DC BIOLOGY DURING STEADY STATE CONDITIONS

The biology of DC starts early in the bone marrow, where precursor DC differentiate from stem cells and subsequently migrate into the peripheral blood. Further on in their development, these precursor cells become immature DC and seed the tissues to monitor invading pathogens. The regulation of DC function is complex. It involves multiple DC subsets, is highly dependent on their developmental state, and critically dependent on the external signals a DC receives. DC research in men is focused primarily on monocyte derived DC, for mainly technical reasons. Immature monocyte derived DC (iDC) exhibit an unsurpassed machinery to take up and process antigens. Upon encountering antigens and/or numerous stimuli, including tumour necrosis factor α (TNFα), interleukin (IL) 1, CD40L, and heat shock proteins (HSP), often referred to as “danger signals”, DC undergo major changes such as a rapid internalisation of antigen uptake receptors and up regulation of costimulatory molecules and major histocompatibility complexes (MHC).12,13 As a result, fully matured DC (mDC) down regulate their endocytic activity but are highly adept at antigen presentation and subsequent T cell stimulation. This dramatic conformational change of cell surface is accompanied by an increased secretion of proinflammatory mediators such as cytokines (TNFα, IL6, and IL12) and chemokines and expression of chemokine receptors (fig 1).14,15

Figure 1

 Phenotype and functional behaviour of DC during development. iDC and mDc express a distinct repertoire of surface molecules and produce a different set of inflammatory mediators. iDC express high levels of antigen uptake receptors (FcγR, TLR, and DC-SIGN) and produce low levels of inflammatory mediators.

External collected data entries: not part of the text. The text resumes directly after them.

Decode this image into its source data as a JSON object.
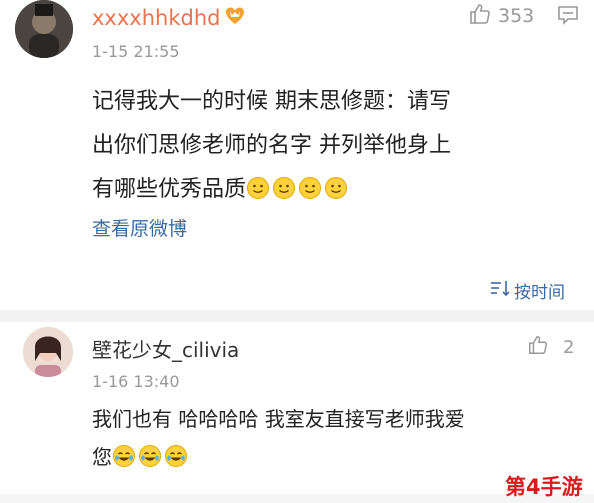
{
  "comment1": {
    "username": "xxxxhhkdhd",
    "like_count": "353",
    "timestamp": "1-15 21:55",
    "text_line1": "记得我大一的时候 期末思修题：请写",
    "text_line2": "出你们思修老师的名字 并列举他身上",
    "text_line3": "有哪些优秀品质",
    "emoji_count": 4,
    "view_original": "查看原微博"
  },
  "sort": {
    "label": "按时间"
  },
  "comment2": {
    "username": "壁花少女_cilivia",
    "like_count": "2",
    "timestamp": "1-16 13:40",
    "text_line1": "我们也有 哈哈哈哈 我室友直接写老师我爱",
    "text_line2": "您",
    "emoji_count": 3
  },
  "watermark": "第4手游",
  "colors": {
    "username_accent": "#eb7350",
    "link": "#3b6aa8",
    "watermark": "#d71c1c",
    "band": "#f2f2f2"
  }
}
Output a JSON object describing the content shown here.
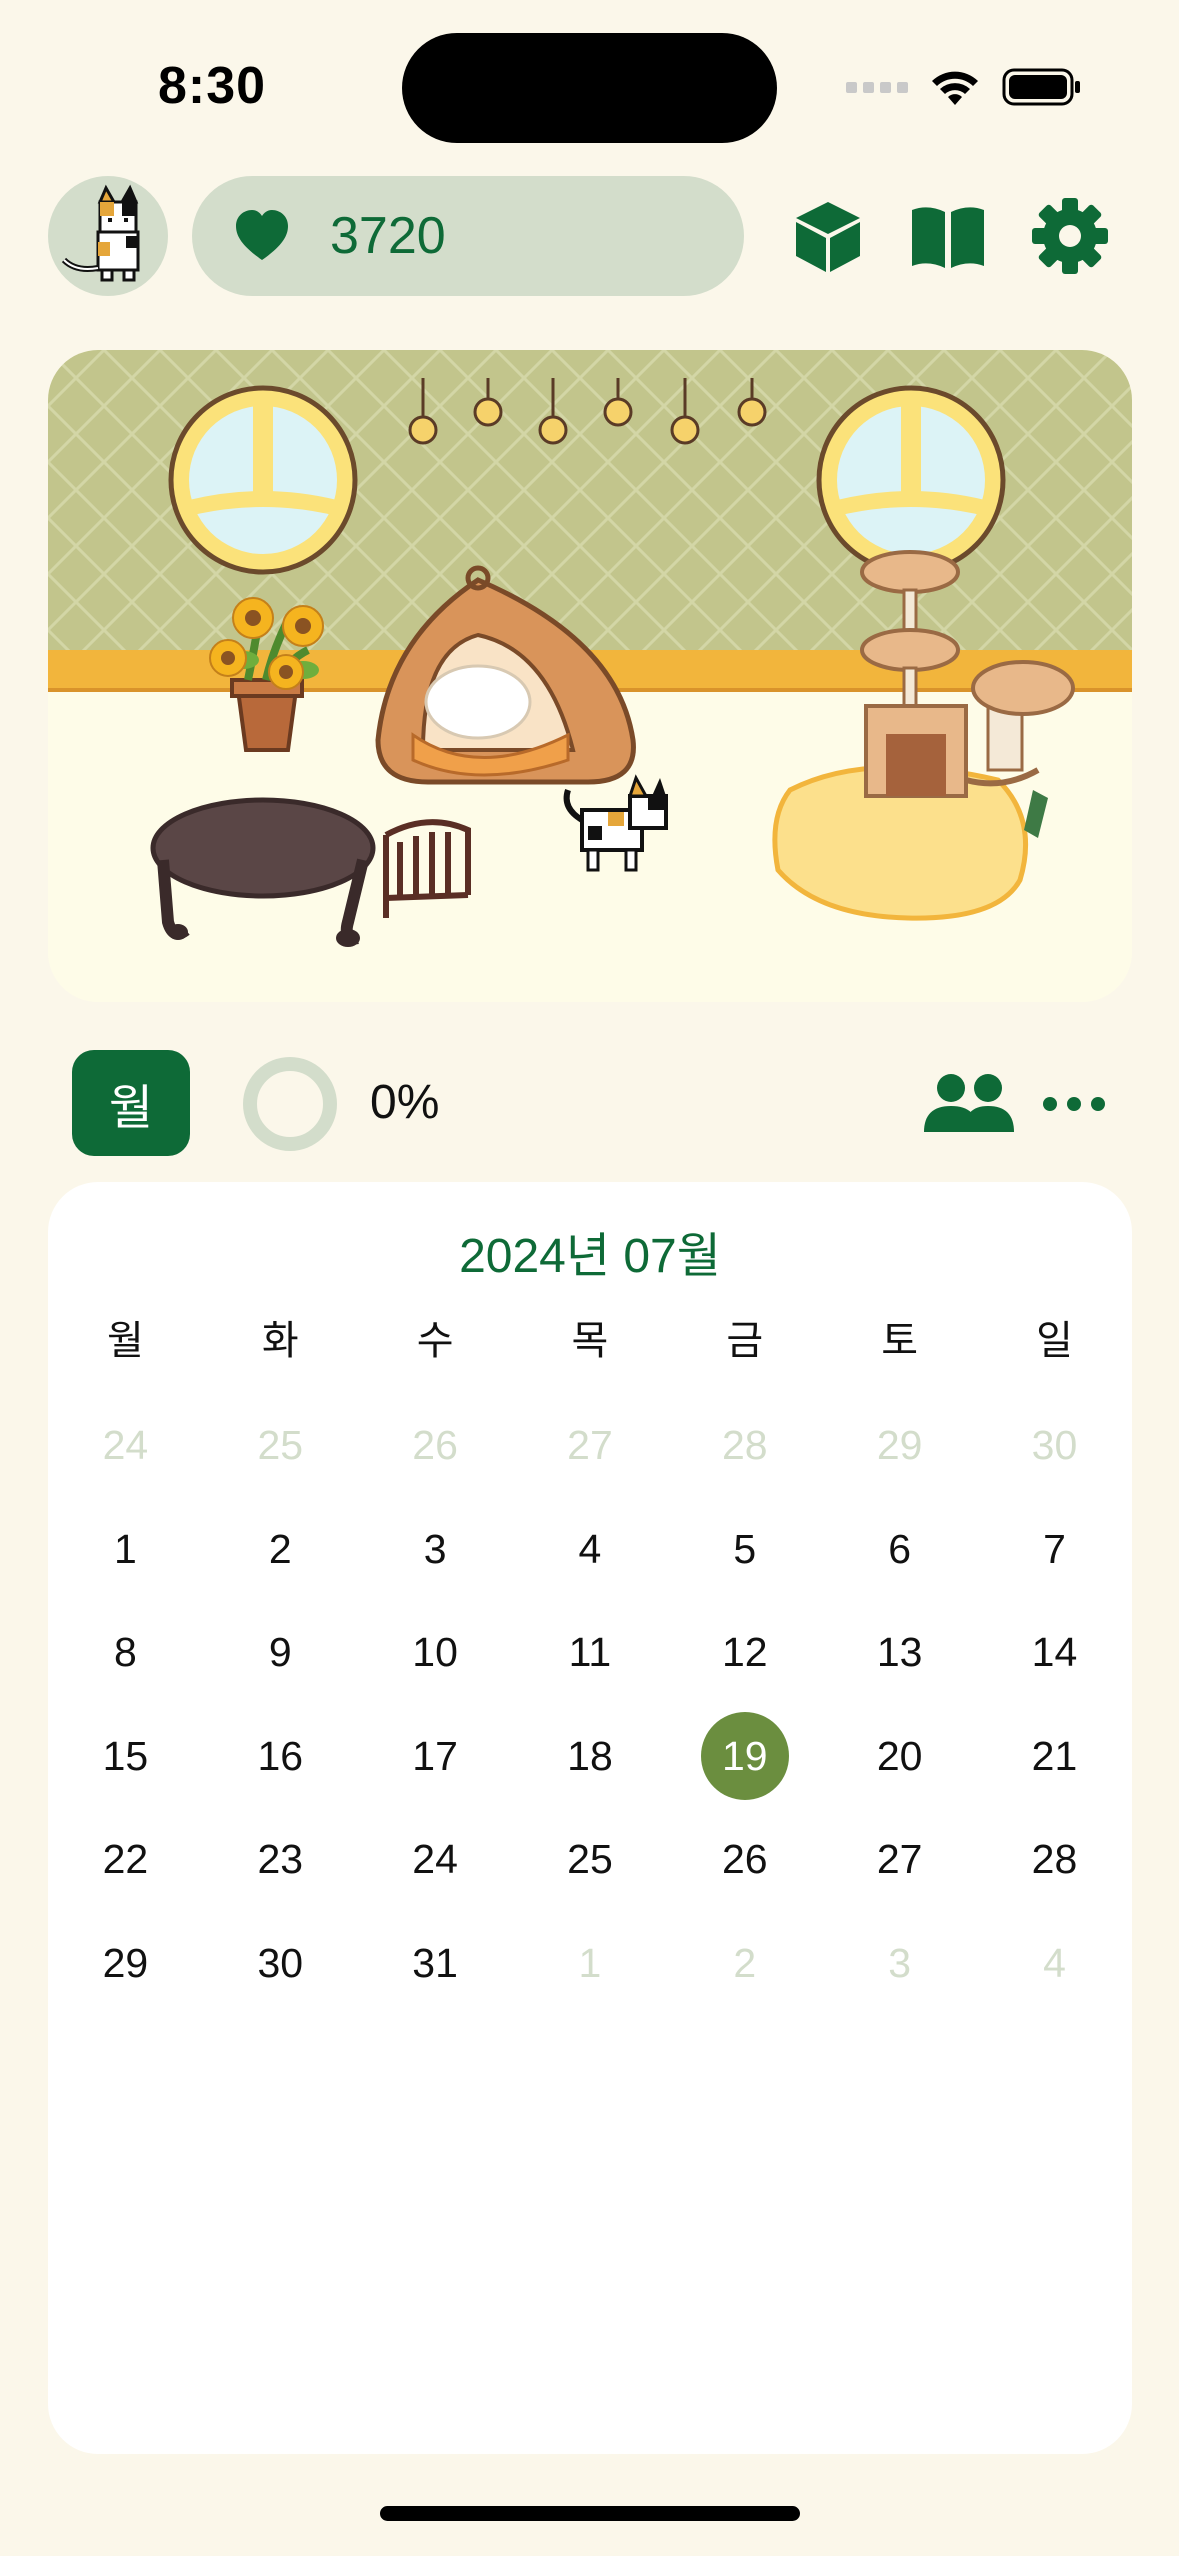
{
  "status_bar": {
    "time": "8:30"
  },
  "header": {
    "avatar_icon": "calico-cat-avatar",
    "score_icon": "heart-icon",
    "score": "3720",
    "icons": [
      "inventory-cube-icon",
      "book-icon",
      "gear-icon"
    ]
  },
  "toolbar": {
    "view_toggle_label": "월",
    "progress": 0,
    "progress_label": "0%",
    "friends_icon": "friends-icon",
    "more_icon": "more-icon"
  },
  "calendar": {
    "title": "2024년 07월",
    "weekdays": [
      "월",
      "화",
      "수",
      "목",
      "금",
      "토",
      "일"
    ],
    "weeks": [
      [
        "24",
        "25",
        "26",
        "27",
        "28",
        "29",
        "30"
      ],
      [
        "1",
        "2",
        "3",
        "4",
        "5",
        "6",
        "7"
      ],
      [
        "8",
        "9",
        "10",
        "11",
        "12",
        "13",
        "14"
      ],
      [
        "15",
        "16",
        "17",
        "18",
        "19",
        "20",
        "21"
      ],
      [
        "22",
        "23",
        "24",
        "25",
        "26",
        "27",
        "28"
      ],
      [
        "29",
        "30",
        "31",
        "1",
        "2",
        "3",
        "4"
      ]
    ],
    "selected_day": "19"
  },
  "colors": {
    "accent": "#0E6A37",
    "pill": "#D3DDCB",
    "selected": "#6B8E3F",
    "background": "#FBF7EA"
  }
}
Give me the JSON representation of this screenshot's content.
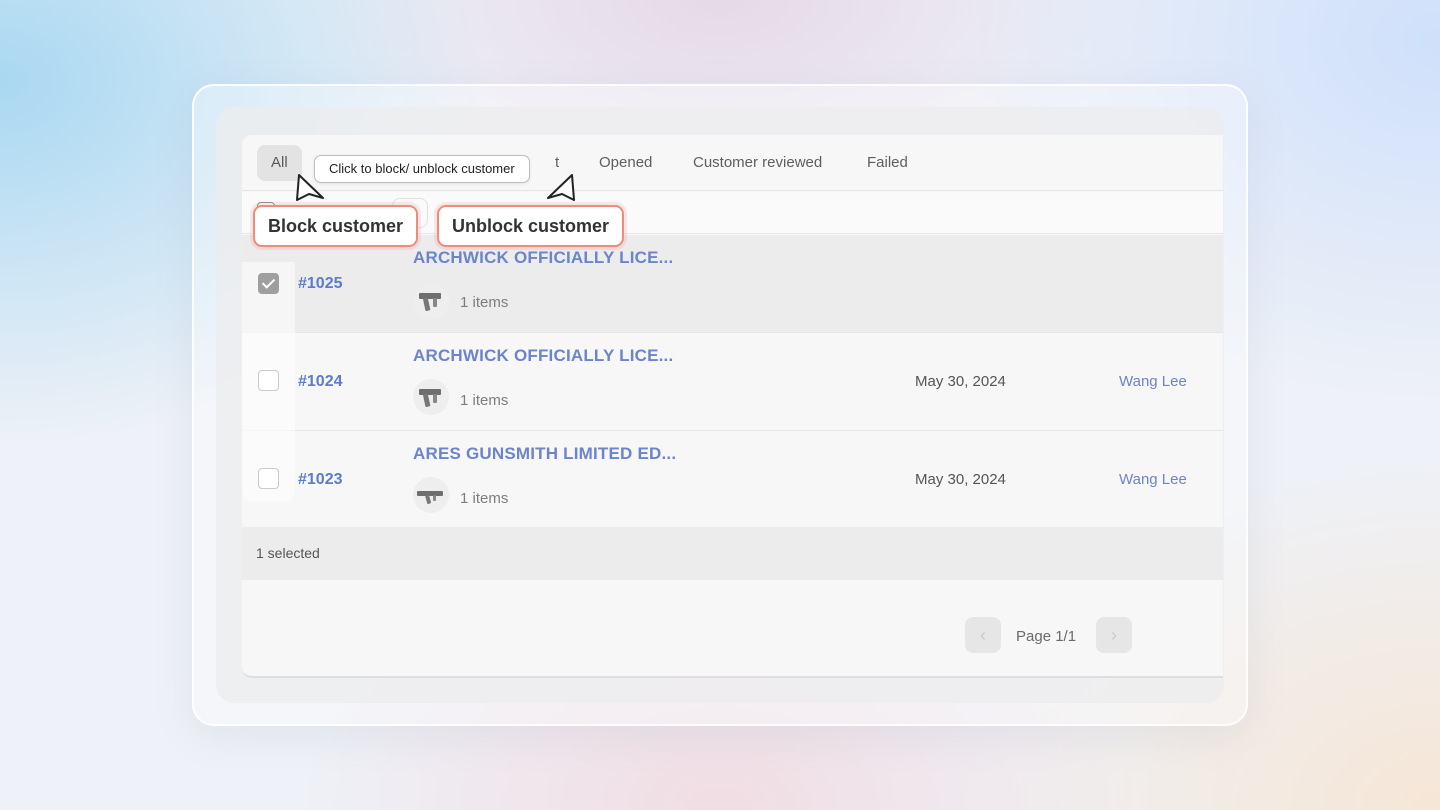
{
  "tabs": [
    {
      "label": "All"
    },
    {
      "label": "t"
    },
    {
      "label": "Opened"
    },
    {
      "label": "Customer reviewed"
    },
    {
      "label": "Failed"
    }
  ],
  "tooltip": {
    "text": "Click to block/ unblock customer"
  },
  "callouts": {
    "block": "Block customer",
    "unblock": "Unblock customer"
  },
  "orders": [
    {
      "id": "#1025",
      "product": "ARCHWICK OFFICIALLY LICE...",
      "items": "1 items",
      "date": "",
      "customer": "",
      "checked": true
    },
    {
      "id": "#1024",
      "product": "ARCHWICK OFFICIALLY LICE...",
      "items": "1 items",
      "date": "May 30, 2024",
      "customer": "Wang Lee",
      "checked": false
    },
    {
      "id": "#1023",
      "product": "ARES GUNSMITH LIMITED ED...",
      "items": "1 items",
      "date": "May 30, 2024",
      "customer": "Wang Lee",
      "checked": false
    }
  ],
  "footer": {
    "selected_text": "1 selected"
  },
  "pagination": {
    "label": "Page 1/1",
    "prev_icon": "chevron-left-icon",
    "next_icon": "chevron-right-icon"
  },
  "colors": {
    "accent_callout": "#ef8b7e",
    "link": "#6b84cc"
  }
}
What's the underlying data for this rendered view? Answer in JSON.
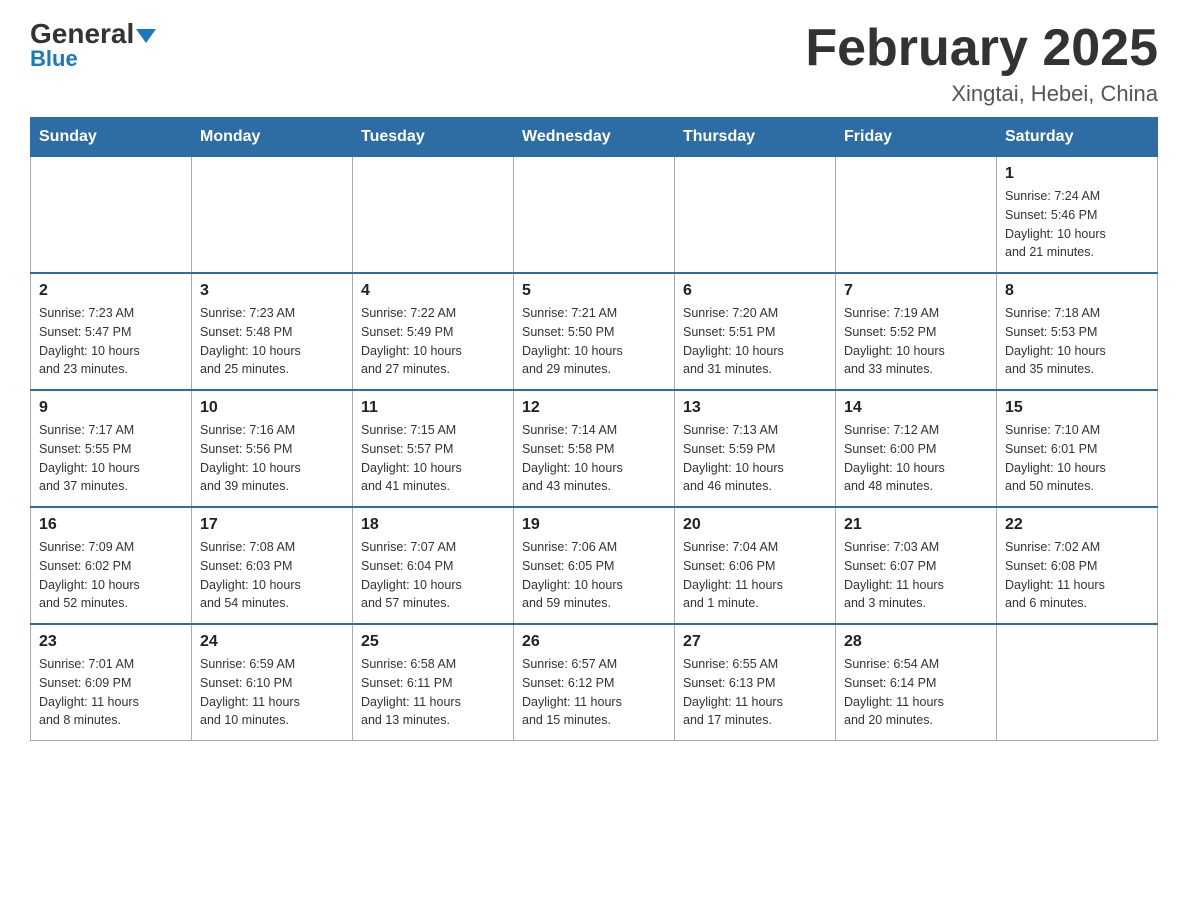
{
  "header": {
    "logo_main": "General",
    "logo_sub": "Blue",
    "month_title": "February 2025",
    "location": "Xingtai, Hebei, China"
  },
  "weekdays": [
    "Sunday",
    "Monday",
    "Tuesday",
    "Wednesday",
    "Thursday",
    "Friday",
    "Saturday"
  ],
  "weeks": [
    [
      {
        "day": "",
        "info": ""
      },
      {
        "day": "",
        "info": ""
      },
      {
        "day": "",
        "info": ""
      },
      {
        "day": "",
        "info": ""
      },
      {
        "day": "",
        "info": ""
      },
      {
        "day": "",
        "info": ""
      },
      {
        "day": "1",
        "info": "Sunrise: 7:24 AM\nSunset: 5:46 PM\nDaylight: 10 hours\nand 21 minutes."
      }
    ],
    [
      {
        "day": "2",
        "info": "Sunrise: 7:23 AM\nSunset: 5:47 PM\nDaylight: 10 hours\nand 23 minutes."
      },
      {
        "day": "3",
        "info": "Sunrise: 7:23 AM\nSunset: 5:48 PM\nDaylight: 10 hours\nand 25 minutes."
      },
      {
        "day": "4",
        "info": "Sunrise: 7:22 AM\nSunset: 5:49 PM\nDaylight: 10 hours\nand 27 minutes."
      },
      {
        "day": "5",
        "info": "Sunrise: 7:21 AM\nSunset: 5:50 PM\nDaylight: 10 hours\nand 29 minutes."
      },
      {
        "day": "6",
        "info": "Sunrise: 7:20 AM\nSunset: 5:51 PM\nDaylight: 10 hours\nand 31 minutes."
      },
      {
        "day": "7",
        "info": "Sunrise: 7:19 AM\nSunset: 5:52 PM\nDaylight: 10 hours\nand 33 minutes."
      },
      {
        "day": "8",
        "info": "Sunrise: 7:18 AM\nSunset: 5:53 PM\nDaylight: 10 hours\nand 35 minutes."
      }
    ],
    [
      {
        "day": "9",
        "info": "Sunrise: 7:17 AM\nSunset: 5:55 PM\nDaylight: 10 hours\nand 37 minutes."
      },
      {
        "day": "10",
        "info": "Sunrise: 7:16 AM\nSunset: 5:56 PM\nDaylight: 10 hours\nand 39 minutes."
      },
      {
        "day": "11",
        "info": "Sunrise: 7:15 AM\nSunset: 5:57 PM\nDaylight: 10 hours\nand 41 minutes."
      },
      {
        "day": "12",
        "info": "Sunrise: 7:14 AM\nSunset: 5:58 PM\nDaylight: 10 hours\nand 43 minutes."
      },
      {
        "day": "13",
        "info": "Sunrise: 7:13 AM\nSunset: 5:59 PM\nDaylight: 10 hours\nand 46 minutes."
      },
      {
        "day": "14",
        "info": "Sunrise: 7:12 AM\nSunset: 6:00 PM\nDaylight: 10 hours\nand 48 minutes."
      },
      {
        "day": "15",
        "info": "Sunrise: 7:10 AM\nSunset: 6:01 PM\nDaylight: 10 hours\nand 50 minutes."
      }
    ],
    [
      {
        "day": "16",
        "info": "Sunrise: 7:09 AM\nSunset: 6:02 PM\nDaylight: 10 hours\nand 52 minutes."
      },
      {
        "day": "17",
        "info": "Sunrise: 7:08 AM\nSunset: 6:03 PM\nDaylight: 10 hours\nand 54 minutes."
      },
      {
        "day": "18",
        "info": "Sunrise: 7:07 AM\nSunset: 6:04 PM\nDaylight: 10 hours\nand 57 minutes."
      },
      {
        "day": "19",
        "info": "Sunrise: 7:06 AM\nSunset: 6:05 PM\nDaylight: 10 hours\nand 59 minutes."
      },
      {
        "day": "20",
        "info": "Sunrise: 7:04 AM\nSunset: 6:06 PM\nDaylight: 11 hours\nand 1 minute."
      },
      {
        "day": "21",
        "info": "Sunrise: 7:03 AM\nSunset: 6:07 PM\nDaylight: 11 hours\nand 3 minutes."
      },
      {
        "day": "22",
        "info": "Sunrise: 7:02 AM\nSunset: 6:08 PM\nDaylight: 11 hours\nand 6 minutes."
      }
    ],
    [
      {
        "day": "23",
        "info": "Sunrise: 7:01 AM\nSunset: 6:09 PM\nDaylight: 11 hours\nand 8 minutes."
      },
      {
        "day": "24",
        "info": "Sunrise: 6:59 AM\nSunset: 6:10 PM\nDaylight: 11 hours\nand 10 minutes."
      },
      {
        "day": "25",
        "info": "Sunrise: 6:58 AM\nSunset: 6:11 PM\nDaylight: 11 hours\nand 13 minutes."
      },
      {
        "day": "26",
        "info": "Sunrise: 6:57 AM\nSunset: 6:12 PM\nDaylight: 11 hours\nand 15 minutes."
      },
      {
        "day": "27",
        "info": "Sunrise: 6:55 AM\nSunset: 6:13 PM\nDaylight: 11 hours\nand 17 minutes."
      },
      {
        "day": "28",
        "info": "Sunrise: 6:54 AM\nSunset: 6:14 PM\nDaylight: 11 hours\nand 20 minutes."
      },
      {
        "day": "",
        "info": ""
      }
    ]
  ]
}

Expression of the chemokine receptors CCR1, CCR5, and CCR6 results in chemoattraction to inflammatory sites. mDC, in contrast, express low levels of antigen receptors but express molecules which are involved in the presentation of antigen (MHC) and stimulation of T cells (CD80, CD86). Moreover, mDC secrete high quantities of proinflammatory mediators such as TNFα, IL12, and chemokines to attract and activate neighbouring T cells with utmost efficiency. mDC express particularly CCR7 for homing towards the T cell-rich areas in the lymph nodes.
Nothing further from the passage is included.